Wednesday 22 February 2012

Cerita seru Hilangnya Keperjakaanku

Ayahku adalah seorang Kepala Sekolah Dasar dan Ibuku adalah seorang Guru Agama di salah satu MTs di Kota P, sebuah kota kecil di wilayah E - Jawa Tengah, jadi bisa dibayangkan betapa ketat mereka mendidik anak-anaknya dalam hal keagamaan. Setiap sore aku wajib mengaji di sebuah langgar di kampungku agar jiwa keagamaan terpateri dalam jiwaku. Itulah keadaanku. Kurang lebih tiga belas tahun yang lalu saat aku jadi pengangguran setelah gagal mengikuti UMPTN, aku merantau ke Jakarta untuk mencari kerja sambil menunggu kesempatan untuk ikut UMPTN berikutnya. Selama di Jakarta aku menumpang ditempat kontrakan kakakku yang juga masih bujangan, yang saat itu sudah bekerja. Sekian lama di Jakarta rupanya keberuntungan belum berpihak kepadaku, sehingga akhirnya aku memutuskan untuk pulang kampung. Soalnya kupikir mending jadi pengangguran di kampung sendiri daripada lontang-lantung di kota orang. “Mas..!! Aku besok mau pulang saja ke P,” aku minta ijin kakakku malam harinya setelah ia istirahat.
“Lho, ngapain pulang? Kan mending di sini dulu, sambil nyari-nyari kerja. Siapa tahu sebentar lagi dapat kerjaan.”
“Ah enggak enak nganggur terus di sini Mas. Mending nganggur di P aja. Banyak temannya. Di sini lontang-lantung sendirian enggak enak.”
“Ya sudah kalau maumu begitu.” Akhirnya kakakku tidak bisa berbuat banyak dan membiarkan aku pulang ke Kota P keesokan harinya.
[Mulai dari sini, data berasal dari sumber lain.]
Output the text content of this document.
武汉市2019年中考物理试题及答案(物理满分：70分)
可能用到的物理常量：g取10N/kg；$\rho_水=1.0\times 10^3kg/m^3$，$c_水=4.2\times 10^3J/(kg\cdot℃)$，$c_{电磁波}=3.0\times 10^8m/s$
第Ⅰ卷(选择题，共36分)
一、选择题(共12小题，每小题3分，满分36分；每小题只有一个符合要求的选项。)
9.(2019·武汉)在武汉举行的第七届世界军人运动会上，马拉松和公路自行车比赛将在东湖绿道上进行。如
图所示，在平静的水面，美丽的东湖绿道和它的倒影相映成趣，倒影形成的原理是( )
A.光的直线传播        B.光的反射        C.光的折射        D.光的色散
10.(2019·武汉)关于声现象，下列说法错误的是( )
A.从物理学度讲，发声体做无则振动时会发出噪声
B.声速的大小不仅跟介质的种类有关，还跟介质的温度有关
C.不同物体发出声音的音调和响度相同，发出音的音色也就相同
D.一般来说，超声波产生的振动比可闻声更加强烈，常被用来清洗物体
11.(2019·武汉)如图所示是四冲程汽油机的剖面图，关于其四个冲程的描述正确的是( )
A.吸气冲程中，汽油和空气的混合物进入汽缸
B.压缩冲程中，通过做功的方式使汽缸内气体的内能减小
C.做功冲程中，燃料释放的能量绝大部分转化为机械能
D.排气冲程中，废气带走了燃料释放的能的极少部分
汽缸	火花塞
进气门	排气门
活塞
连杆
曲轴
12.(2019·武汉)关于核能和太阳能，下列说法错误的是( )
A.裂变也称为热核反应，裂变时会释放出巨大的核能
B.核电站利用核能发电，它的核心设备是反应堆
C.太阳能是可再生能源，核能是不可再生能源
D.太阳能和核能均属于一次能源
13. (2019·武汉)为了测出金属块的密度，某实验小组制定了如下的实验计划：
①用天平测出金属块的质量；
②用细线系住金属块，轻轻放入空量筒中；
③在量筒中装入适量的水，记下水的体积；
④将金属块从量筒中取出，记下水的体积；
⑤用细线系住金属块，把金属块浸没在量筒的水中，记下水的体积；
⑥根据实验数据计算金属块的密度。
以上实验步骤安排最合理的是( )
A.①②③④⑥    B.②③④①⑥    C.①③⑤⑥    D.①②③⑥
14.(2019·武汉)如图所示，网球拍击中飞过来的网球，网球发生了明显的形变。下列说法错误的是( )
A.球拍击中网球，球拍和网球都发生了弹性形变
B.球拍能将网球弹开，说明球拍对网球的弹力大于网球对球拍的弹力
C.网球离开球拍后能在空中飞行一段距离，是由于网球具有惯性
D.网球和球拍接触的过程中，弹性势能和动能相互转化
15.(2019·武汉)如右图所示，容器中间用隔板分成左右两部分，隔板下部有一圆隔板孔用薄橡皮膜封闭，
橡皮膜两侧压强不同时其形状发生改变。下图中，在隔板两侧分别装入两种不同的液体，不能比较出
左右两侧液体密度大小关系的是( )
Siang itu aku sudah berangkat dari Grogol, tempat kontrakkan kakakku ke arah Pulo Gadung untuk pulang kampung dengan bus malam. Akhirnya aku memperoleh bus yang lumayan longgar, karena memang penumpangnya sedikit. Aku memilih bangku yang isi 2 dibelakang dekat pintu belakang. Karena kebetulan tempat itulah yang masih kosong. Lainnya sudah terisi walau cuma satu-satu. Aku tidak ingin duduk dengan orang yang tidak kukenal karena aku memang agak kurang bisa bergaul. Bus berangkat dari Pulo Gadung dengan banyak bangku yang masih kosong. Begitu sampai Cakung, bus berhenti lagi dan banyak sekali penumpang yang ikut naik. Salah satu yang kebetulan memilih duduk dikursi sebelahku adalah seorang perempuan yang kalau kutaksir mungkin umurnya sekitar 29 tahun-an. Saat itu aku masih baru 19 tahunan. Tubuhnya cukup tinggi untuk ukuran wanita Indonesia yaitu sekitar 160 Cm dengan bobot yang cukup proporsional. Tidak gemuk dan tidak pula terlalu kurus. Kulitnya putih bersih dengan potongan rambut pendek ala Demi Moore. Wajahnya tidak begitu cantik tapi cukup menarik untuk dipandang. “Sini masih kosong dik??” tanyanya yang sempat mengagetkanku
“Ooh.. ap..apa mbak?”
“Bangku ini masih kosong enggak? Ngalamun ya?” ia mengulangi pertanyaannya sambil tersenyum.
“Oh iya mbak masih kosong kok!!”
“Enggak mengganggu kan kalau aku duduk disini?”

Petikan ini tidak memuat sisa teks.